Tixl Tuesday Explained Series is here! The Cross-Chain Bridge uses Liquidity Pools to provide bridging services. All Liquidity Pools are designed as single-asset Liquidity Pools so that liquidity providers are never exposed to the well-known risk called Impermanent Loss that liquidity providers of DEXs are facing.
The Liquidity Pools allow liquidity in any supported token to be added without the need to synchronize or partner with a project or even grant token minting permission to the bridge contract. Once a token is listed (and mapped on all networks; see Permissionless Listing) and once liquidity is available on all networks, users can bridge.
IMPORTANT: The USDC, USDT and TXL Liquidity Pools being were started with deposit limits. These will increase slowly, but regularly to make sure we are able to securely grow the protocol and keep the rewards/APRs attractive. To get notified about deposit limit increases, subscribe to https://t.me/tixl_announcements and https://twitter.com/tixlorg (and make sure you turn on notifications by clicking on the bell in Twitter).
A liquidity provider (LP) puts liquidity in a Liquidity Pool.
As a “receipt”, the liquidity provider receives a LP Token that can be used
to withdraw liquidity at a later date and
to access a Liquidity Mining Pool (earn option 1) or a BRIDGE Farm, if available (earn option 2). To avoid excessive withdrawal activity, there is a small 0.2% fee on withdrawals from the Liquidity Pools.
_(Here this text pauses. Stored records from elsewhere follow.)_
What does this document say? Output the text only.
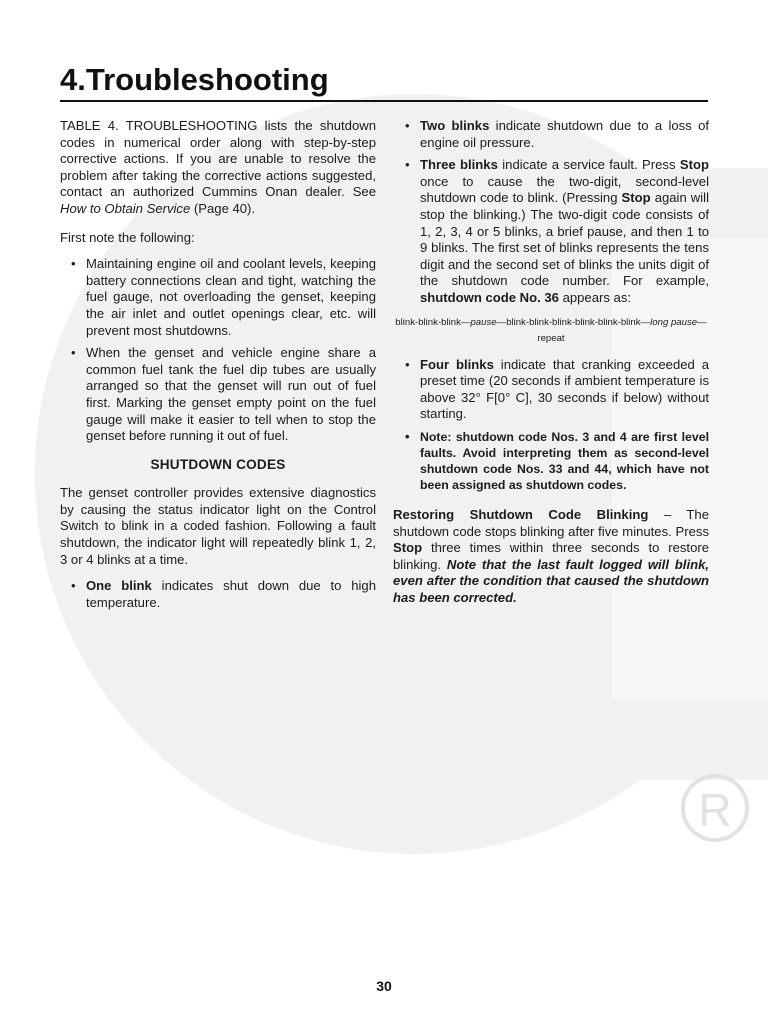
R
4.Troubleshooting

TABLE 4. TROUBLESHOOTING lists the shutdown codes in numerical order along with step-by-step corrective actions. If you are unable to resolve the problem after taking the corrective actions suggested, contact an authorized Cummins Onan dealer. See How to Obtain Service (Page 40).

First note the following:

• Maintaining engine oil and coolant levels, keeping battery connections clean and tight, watching the fuel gauge, not overloading the genset, keeping the air inlet and outlet openings clear, etc. will prevent most shutdowns.
• When the genset and vehicle engine share a common fuel tank the fuel dip tubes are usually arranged so that the genset will run out of fuel first. Marking the genset empty point on the fuel gauge will make it easier to tell when to stop the genset before running it out of fuel.
SHUTDOWN CODES

The genset controller provides extensive diagnostics by causing the status indicator light on the Control Switch to blink in a coded fashion. Following a fault shutdown, the indicator light will repeatedly blink 1, 2, 3 or 4 blinks at a time.

• One blink indicates shut down due to high temperature.
• Two blinks indicate shutdown due to a loss of engine oil pressure.
• Three blinks indicate a service fault. Press Stop once to cause the two-digit, second-level shutdown code to blink. (Pressing Stop again will stop the blinking.) The two-digit code consists of 1, 2, 3, 4 or 5 blinks, a brief pause, and then 1 to 9 blinks. The first set of blinks represents the tens digit and the second set of blinks the units digit of the shutdown code number. For example, shutdown code No. 36 appears as:
blink-blink-blink—pause—blink-blink-blink-blink-blink-blink—long pause—repeat
• Four blinks indicate that cranking exceeded a preset time (20 seconds if ambient temperature is above 32° F[0° C], 30 seconds if below) without starting.
• Note: shutdown code Nos. 3 and 4 are first level faults. Avoid interpreting them as second-level shutdown code Nos. 33 and 44, which have not been assigned as shutdown codes.

Restoring Shutdown Code Blinking – The shutdown code stops blinking after five minutes. Press Stop three times within three seconds to restore blinking. Note that the last fault logged will blink, even after the condition that caused the shutdown has been corrected.

30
The users of the token bridge use the liquidity of the liquidity providers to perform their transactions. As a protocol incentive fee, bridging users pay a small bridging fee. Being a community-oriented project, the Smart Contracts circulate the major part of the accumulated protocol incentive or bridging fees back to its liquidity providers and BRIDGE token owners. 70% of the protocol incentive or bridging fees go to the corresponding Reward Pool of the bridged token and 15% go into the corresponding Liquidity Mining Pool of that token.